As a pet, if a guardian has little time for coat maintenance which can stretch to hours every day, the dog will need clipping every two to three months. Without coat maintenance he could easily become knotty and uncomfortable.
With his snub nose and large eyes the Shih Tzu is an exceptionally cute dog. However, the same characteristics that make him endearing have also caused him problems.
Like many small dogs the Shih Tzu has, in recent history, became victim to unscrupulous breeding, he is a common dog to be found on Puppy farms and in backyard breeding establishments. Anyone who is looking for one of these little dogs needs to thoroughly research about Shih Tzu breeders before finding, and deciding on a Shih Tzu puppy.

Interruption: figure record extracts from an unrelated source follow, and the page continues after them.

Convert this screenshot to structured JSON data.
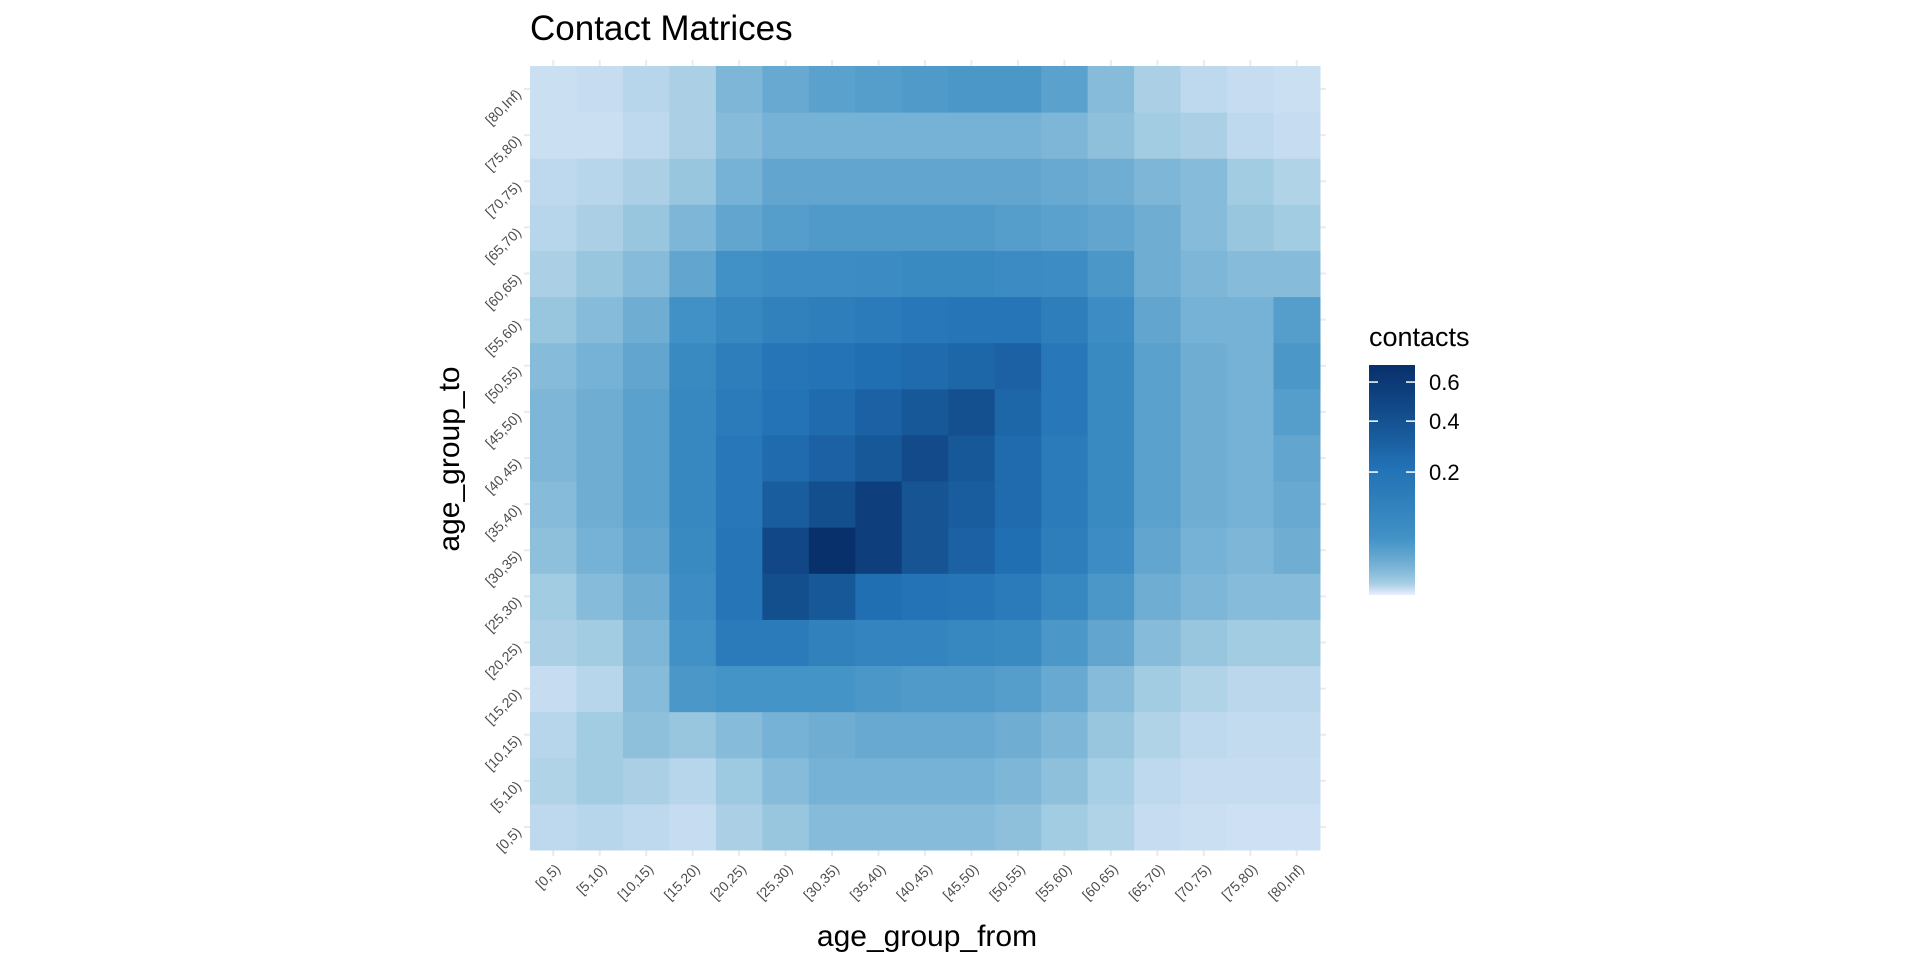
{
  "chart_data": {
    "type": "heatmap",
    "title": "Contact Matrices",
    "xlabel": "age_group_from",
    "ylabel": "age_group_to",
    "categories": [
      "[0,5)",
      "[5,10)",
      "[10,15)",
      "[15,20)",
      "[20,25)",
      "[25,30)",
      "[30,35)",
      "[35,40)",
      "[40,45)",
      "[45,50)",
      "[50,55)",
      "[55,60)",
      "[60,65)",
      "[65,70)",
      "[70,75)",
      "[75,80)",
      "[80,Inf)"
    ],
    "x_categories": [
      "[0,5)",
      "[5,10)",
      "[10,15)",
      "[15,20)",
      "[20,25)",
      "[25,30)",
      "[30,35)",
      "[35,40)",
      "[40,45)",
      "[45,50)",
      "[50,55)",
      "[55,60)",
      "[60,65)",
      "[65,70)",
      "[70,75)",
      "[75,80)",
      "[80,Inf)"
    ],
    "y_categories": [
      "[0,5)",
      "[5,10)",
      "[10,15)",
      "[15,20)",
      "[20,25)",
      "[25,30)",
      "[30,35)",
      "[35,40)",
      "[40,45)",
      "[45,50)",
      "[50,55)",
      "[55,60)",
      "[60,65)",
      "[65,70)",
      "[70,75)",
      "[75,80)",
      "[80,Inf)"
    ],
    "values": [
      [
        0.015,
        0.02,
        0.015,
        0.01,
        0.03,
        0.05,
        0.07,
        0.07,
        0.07,
        0.07,
        0.06,
        0.04,
        0.025,
        0.01,
        0.008,
        0.006,
        0.006
      ],
      [
        0.025,
        0.04,
        0.03,
        0.02,
        0.045,
        0.07,
        0.09,
        0.09,
        0.09,
        0.09,
        0.08,
        0.06,
        0.035,
        0.015,
        0.01,
        0.01,
        0.01
      ],
      [
        0.02,
        0.04,
        0.06,
        0.05,
        0.07,
        0.09,
        0.1,
        0.11,
        0.11,
        0.11,
        0.1,
        0.08,
        0.05,
        0.025,
        0.015,
        0.012,
        0.012
      ],
      [
        0.01,
        0.02,
        0.07,
        0.16,
        0.17,
        0.17,
        0.17,
        0.16,
        0.15,
        0.15,
        0.14,
        0.11,
        0.07,
        0.04,
        0.025,
        0.018,
        0.018
      ],
      [
        0.03,
        0.04,
        0.08,
        0.18,
        0.32,
        0.32,
        0.28,
        0.26,
        0.26,
        0.24,
        0.22,
        0.16,
        0.12,
        0.07,
        0.05,
        0.04,
        0.04
      ],
      [
        0.04,
        0.07,
        0.1,
        0.2,
        0.36,
        0.55,
        0.5,
        0.4,
        0.38,
        0.36,
        0.32,
        0.24,
        0.16,
        0.1,
        0.08,
        0.07,
        0.07
      ],
      [
        0.06,
        0.09,
        0.12,
        0.22,
        0.36,
        0.58,
        0.7,
        0.62,
        0.52,
        0.46,
        0.4,
        0.3,
        0.2,
        0.12,
        0.09,
        0.08,
        0.1
      ],
      [
        0.07,
        0.1,
        0.13,
        0.24,
        0.34,
        0.48,
        0.55,
        0.62,
        0.52,
        0.48,
        0.42,
        0.32,
        0.22,
        0.13,
        0.1,
        0.09,
        0.11
      ],
      [
        0.08,
        0.1,
        0.13,
        0.24,
        0.34,
        0.42,
        0.46,
        0.5,
        0.56,
        0.5,
        0.42,
        0.32,
        0.22,
        0.13,
        0.1,
        0.09,
        0.12
      ],
      [
        0.08,
        0.1,
        0.13,
        0.24,
        0.32,
        0.38,
        0.42,
        0.46,
        0.5,
        0.54,
        0.44,
        0.34,
        0.22,
        0.13,
        0.1,
        0.09,
        0.14
      ],
      [
        0.07,
        0.09,
        0.12,
        0.22,
        0.3,
        0.36,
        0.38,
        0.4,
        0.42,
        0.44,
        0.46,
        0.34,
        0.22,
        0.13,
        0.1,
        0.09,
        0.16
      ],
      [
        0.05,
        0.07,
        0.1,
        0.18,
        0.24,
        0.28,
        0.3,
        0.32,
        0.34,
        0.36,
        0.36,
        0.3,
        0.2,
        0.12,
        0.09,
        0.09,
        0.14
      ],
      [
        0.03,
        0.05,
        0.07,
        0.12,
        0.18,
        0.2,
        0.2,
        0.21,
        0.22,
        0.22,
        0.21,
        0.2,
        0.16,
        0.1,
        0.08,
        0.07,
        0.07
      ],
      [
        0.02,
        0.03,
        0.05,
        0.08,
        0.12,
        0.14,
        0.15,
        0.15,
        0.15,
        0.15,
        0.14,
        0.13,
        0.12,
        0.1,
        0.07,
        0.05,
        0.04
      ],
      [
        0.015,
        0.02,
        0.03,
        0.05,
        0.09,
        0.12,
        0.12,
        0.12,
        0.12,
        0.12,
        0.12,
        0.11,
        0.1,
        0.08,
        0.07,
        0.04,
        0.025
      ],
      [
        0.008,
        0.008,
        0.015,
        0.03,
        0.07,
        0.09,
        0.09,
        0.09,
        0.09,
        0.09,
        0.09,
        0.08,
        0.06,
        0.04,
        0.03,
        0.015,
        0.01
      ],
      [
        0.008,
        0.01,
        0.02,
        0.03,
        0.08,
        0.11,
        0.13,
        0.14,
        0.15,
        0.16,
        0.16,
        0.13,
        0.07,
        0.03,
        0.015,
        0.01,
        0.008
      ]
    ],
    "values_note_order": "rows follow y_categories from [0,5) to [80,Inf); columns follow x_categories",
    "legend": {
      "title": "contacts",
      "ticks": [
        0.2,
        0.4,
        0.6
      ],
      "tick_labels": [
        "0.2",
        "0.4",
        "0.6"
      ],
      "range": [
        0,
        0.7
      ]
    },
    "colorscale": [
      "#ebeeff",
      "#9ecae1",
      "#4292c6",
      "#2171b5",
      "#08306b"
    ],
    "grid": true,
    "legend_placement": "right"
  }
}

Because of extreme breed standards and unregulated breeding the Shih Tzu, over the last few generations, has struggled with some specific health problems. These are issues that have been passed through bloodlines by irresponsible breeding and should be checked for by anyone choosing a puppy.
• Breathing problems caused by the short muzzle and snub nose
• Eye problems because at one point they were bred to have big, endearing, eyes. Some cannot close their eyes or they suffer with entropies eyelids (The lashes grow into the eye rather than away from the eyeball) Dry eye can also be a problem.
• Umbilical and Inguinal hernia
As with other breeds there are responsible breeders who are gradually trying to bring the Shih Tzu back to his original health state. So if you are looking for a puppy please do research the breeder carefully.
With a lifespan of between 10 and 15 years a healthy Shih Tzu dog will be around for a long time to come.
Some small breeds can be yappers or even snappy. Some are not interested in walks in the rain. Some are not interested in walking far at all. But not the Shih Tzu, Bold and friendly, this toy breed has the nature of one much bigger.
A healthy Shih Tzu who is raised with kindness will fit into almost any home with no problems. He does not need a huge amount of exercise and will be happy with an hour a day or maybe even less. He can live with any age from young children right through to elderly people.
Much like any other dog, without proper guidance and social learning, he can become peevish. Because of his size, and cute appearance, he is a candidate for spoiling. A Spoilt little dog can indeed become snappy by conditioning. But If the Shih Tzu is raised well and treated like a dog, rather than the toy he can appear as, then he will be a hardy and fun little friend for children and adults alike.
Overall, the thing you need to know about Shih Tzu dog is, if raised well and treated kindly this little lion dog is easy to handle, to walk, live with, train and have in your life.